China-based hackers recently compromised the emails of the U.S. commerce secretary, the U.S. ambassador to China and other senior diplomats — even amid an effort by the Biden administration to thaw frosty relations with Beijing.

 

“Over the years we have been concerned about its espionage program,” said a senior U.S. official. “But China is [also] developing cyberattack capabilities that could be used to disrupt critical services in the U.S. and key Asian allies and shape decision-making in a crisis or conflict.”

 

In the face of this aggression, Japan has stepped up, moving beyond the traditional “shield and spear” arrangement in which Tokyo focuses on the country’s self-defense, while Washington provides capabilities that support regional security, including the nuclear umbrella that protects Japan and South Korea. Japan is developing a counterstrike capability that can reach targets in mainland China. It is buying U.S. Tomahawk cruise missiles. And it is permitting the U.S. Marine Corps to place a new advanced regiment in remote islands southwest of Okinawa, a location that, along with the northernmost islands of the Philippines, allows the U.S. military proximity to Taiwan should a conflict with China erupt.

 

“Japan and the United States are currently facing the most challenging and complex security environment in recent history,” Prime Minister Fumio Kishida said at a news conference with President Biden in Washington in January.
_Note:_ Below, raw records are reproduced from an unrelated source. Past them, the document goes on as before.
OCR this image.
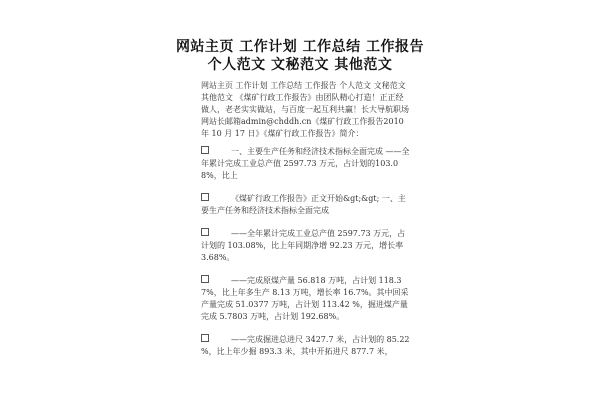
网站主页 工作计划 工作总结 工作报告
个人范文 文秘范文 其他范文

网站主页 工作计划 工作总结 工作报告 个人范文 文秘范文 其他范文 《煤矿行政工作报告》由团队精心打造！正正经做人，老老实实做站，与百度一起互利共赢！长大导航职场网站长邮箱admin@chddh.cn《煤矿行政工作报告2010 年 10 月 17 日》《煤矿行政工作报告》简介：

一、主要生产任务和经济技术指标全面完成 ——全年累计完成工业总产值 2597.73 万元，占计划的103.08%，比上

《煤矿行政工作报告》正文开始&gt;&gt; 一、主要生产任务和经济技术指标全面完成

——全年累计完成工业总产值 2597.73 万元，占计划的 103.08%，比上年同期净增 92.23 万元，增长率 3.68%。

——完成原煤产量 56.818 万吨，占计划 118.37%，比上年多生产 8.13 万吨，增长率 16.7%。其中回采产量完成 51.0377 万吨，占计划 113.42 %，掘进煤产量完成 5.7803 万吨，占计划 192.68%。

——完成掘进总进尺 3427.7 米，占计划的 85.22 %，比上年少掘 893.3 米，其中开拓进尺 877.7 米，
He noted Japan’s new national security strategy boosting its defense budget and capabilities. “This new policy,” he said, “will be beneficial for the deterrence capabilities and response capabilities of the alliance as well.”

 

U.S. Defense Secretary Lloyd Austin has indicated to Tokyo that enhanced data-sharing to enable advanced military operations could be slowed if Japan’s networks are not better secured.

 

“We see tremendous investment and effort from the Japanese in this area,” said a senior U.S. defense official. But work remains to be done. “The department feels strongly about the importance of cybersecurity to our ability to conduct combined military operations, which are at the core of the U.S.-Japan alliance.”